Listing his demands, the porter said, “We need better pay. We need better healthcare. We need to lower down these union dues. It keeps going up. Everything keeps going up, and our pay stays down. So, I come here to fight, you know? Fight for our rights. Fight for our healthcare. Fight for more money because we go through it every day.”

“Over the past several years, we have been experiencing an increase in Amazon packages, food deliveries, just in general—overall deliveries coming into the building,” said a worker at a residential building in Gramercy Park. “It’s definitely a problem because it’s a lot more work for us to do and it just makes life stressful for us.” Some workers have reported receiving hundreds of packages every day in their building.

The Gramercy Park worker also denounced the war in Iran. “The war is definitely concerning, and especially the gas prices going up.

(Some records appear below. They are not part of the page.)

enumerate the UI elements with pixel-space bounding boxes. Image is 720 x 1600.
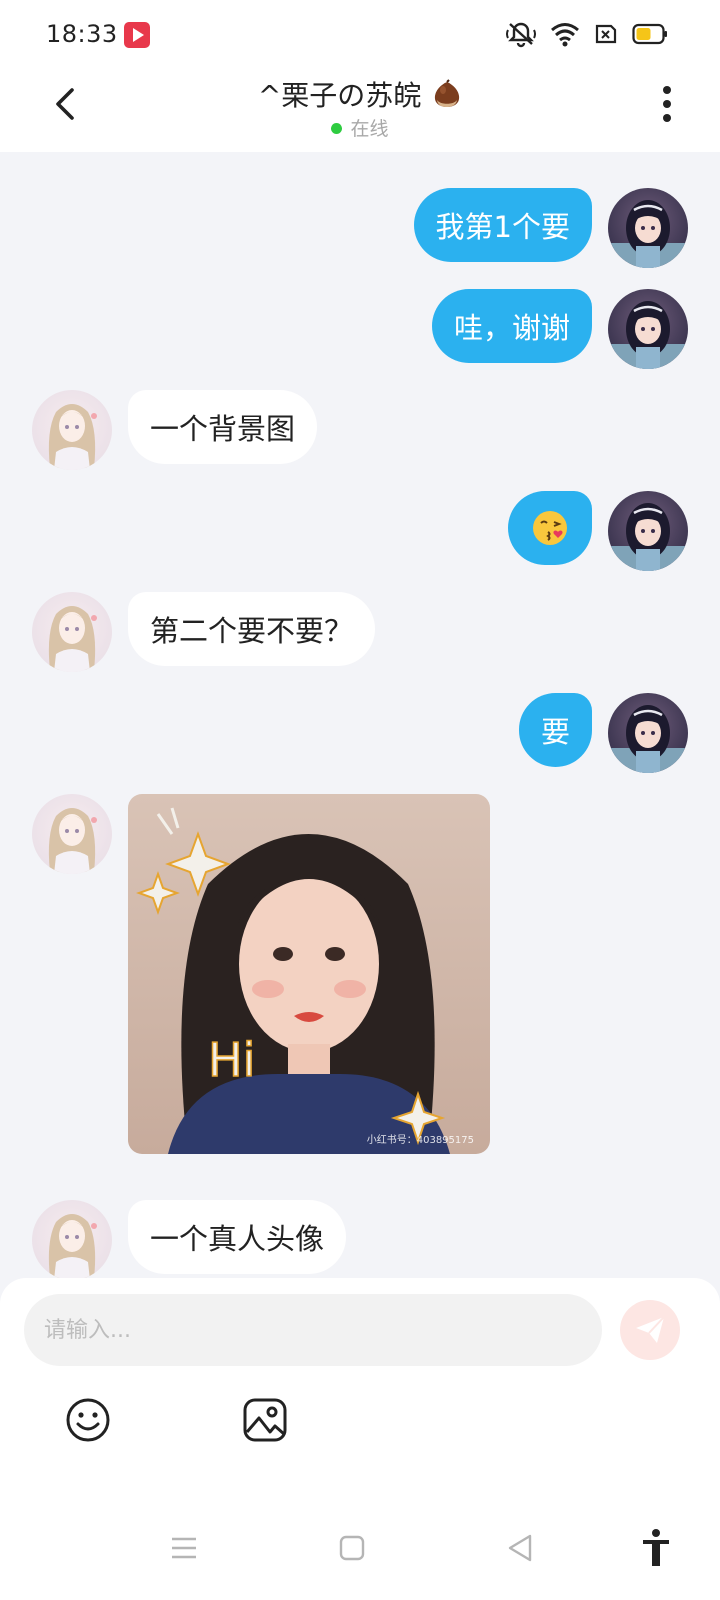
- chestnut-icon: [435, 79, 460, 107]
- contact-avatar[interactable]: [32, 1200, 112, 1280]
- status-bar: 18:33: [0, 0, 720, 68]
- message-text: 哇，谢谢: [453, 311, 570, 345]
- message-outgoing: 哇，谢谢: [431, 289, 688, 369]
- online-status-text: 在线: [350, 118, 389, 140]
- wifi-icon: [551, 23, 579, 47]
- my-avatar[interactable]: [608, 188, 688, 268]
- message-outgoing: [508, 491, 688, 571]
- contact-avatar[interactable]: [32, 794, 112, 874]
- home-icon: [339, 1535, 365, 1561]
- face-blowing-kiss-icon: [533, 511, 567, 545]
- system-nav-bar: [0, 1500, 720, 1600]
- battery-icon: [632, 23, 667, 45]
- back-icon: [508, 1534, 532, 1562]
- message-list[interactable]: 我第1个要 哇，谢谢 一个背景图 第二个要不要？ 要 Hi 小红书号：40389…: [0, 152, 720, 1302]
- notification-app-icon: [124, 22, 150, 48]
- message-incoming: Hi 小红书号：403895175: [32, 794, 490, 1154]
- message-bubble[interactable]: 第二个要不要？: [128, 592, 376, 666]
- contact-avatar[interactable]: [32, 592, 112, 672]
- message-bubble[interactable]: 要: [518, 693, 592, 767]
- online-status: 在线: [0, 114, 720, 141]
- message-bubble[interactable]: 一个真人头像: [128, 1200, 347, 1274]
- send-button[interactable]: [620, 1300, 680, 1360]
- online-dot-icon: [331, 123, 343, 134]
- sim-off-icon: [595, 24, 617, 44]
- image-message[interactable]: Hi 小红书号：403895175: [128, 794, 490, 1154]
- message-incoming: 一个背景图: [32, 390, 318, 470]
- contact-name-text: ^栗子の苏皖: [257, 79, 422, 112]
- send-icon: [636, 1316, 665, 1343]
- photo-watermark: 小红书号：403895175: [366, 1135, 474, 1146]
- message-bubble[interactable]: [508, 491, 592, 565]
- message-incoming: 一个真人头像: [32, 1200, 347, 1280]
- status-icons: [506, 20, 668, 48]
- my-avatar[interactable]: [608, 289, 688, 369]
- message-input[interactable]: [24, 1294, 602, 1366]
- message-text: 要: [540, 715, 570, 749]
- chat-header: ^栗子の苏皖 在线: [0, 68, 720, 152]
- message-bubble[interactable]: 一个背景图: [128, 390, 318, 464]
- contact-name: ^栗子の苏皖: [0, 74, 720, 114]
- my-avatar[interactable]: [608, 693, 688, 773]
- message-text: 我第1个要: [435, 210, 570, 244]
- more-options-icon[interactable]: [652, 82, 682, 126]
- nav-menu-button[interactable]: [164, 1528, 204, 1568]
- menu-icon: [172, 1537, 196, 1559]
- accessibility-icon: [643, 1529, 669, 1566]
- nav-home-button[interactable]: [332, 1528, 372, 1568]
- my-avatar[interactable]: [608, 491, 688, 571]
- photo-overlay-text: Hi: [208, 1033, 255, 1087]
- message-outgoing: 要: [518, 693, 688, 773]
- message-text: 一个真人头像: [150, 1222, 325, 1256]
- mute-bell-icon: [506, 22, 536, 48]
- message-outgoing: 我第1个要: [413, 188, 688, 268]
- message-composer: [0, 1278, 720, 1500]
- emoji-icon[interactable]: [64, 1396, 112, 1444]
- message-incoming: 第二个要不要？: [32, 592, 376, 672]
- message-bubble[interactable]: 哇，谢谢: [431, 289, 592, 363]
- contact-avatar[interactable]: [32, 390, 112, 470]
- message-bubble[interactable]: 我第1个要: [413, 188, 592, 262]
- nav-back-button[interactable]: [500, 1528, 540, 1568]
- message-text: 一个背景图: [150, 412, 296, 446]
- nav-accessibility-button[interactable]: [636, 1528, 676, 1568]
- image-icon[interactable]: [242, 1396, 288, 1444]
- message-text: 第二个要不要？: [150, 614, 354, 648]
- status-time: 18:33: [46, 20, 118, 48]
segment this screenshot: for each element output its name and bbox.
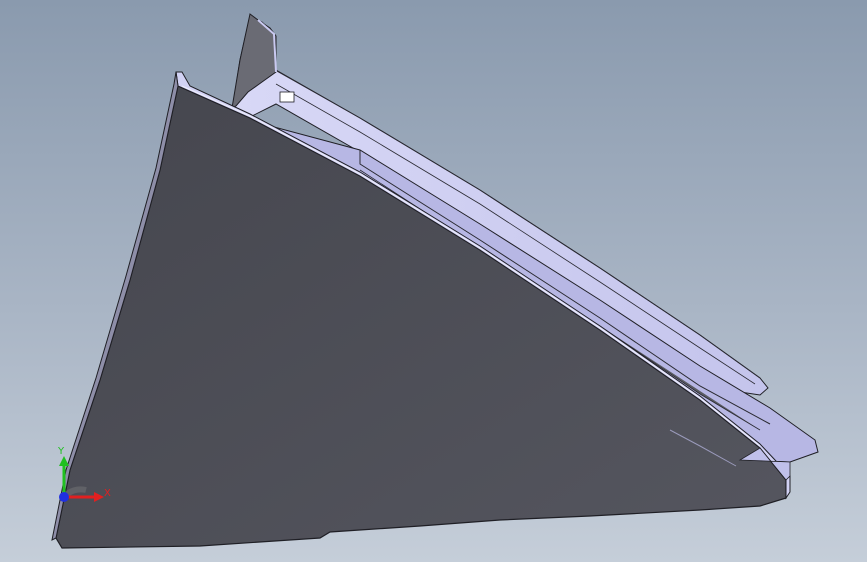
graphics-viewport[interactable]: Y X xyxy=(0,0,867,562)
z-axis-dot xyxy=(59,492,69,502)
x-axis-label: X xyxy=(104,488,111,499)
y-axis-label: Y xyxy=(57,446,65,457)
cad-model-view[interactable]: Y X xyxy=(0,0,867,562)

I know that correlates to the increases in rent. Obviously, to be able to power up the buildings, energy-wise, I can see how costs may go up for the building owners. But at the same time, we will have to [cover] some of those costs. Certain things like transportation and just to buy certain goods, because all that would be affected with this war.”

He also spoke about how building workers were deemed essential during the COVID-19 lockdown. “We had to report to work no matter what, and that’s another thing where I have seen people during the pandemic that were allowed to work from home, but that wasn’t the case with us. We had to be there, we had to risk our health, our family’s health, and that should be taken into consideration as well.”

Workers must reject this tentative agreement and fight for a living wage and better working conditions. Such a fight can only be carried out independently of the union leadership. It will require the workers to form rank-and-file committees under their direct and democratic control. These committees will enable the workers to mobilize their considerable strength and appeal to other workers for support.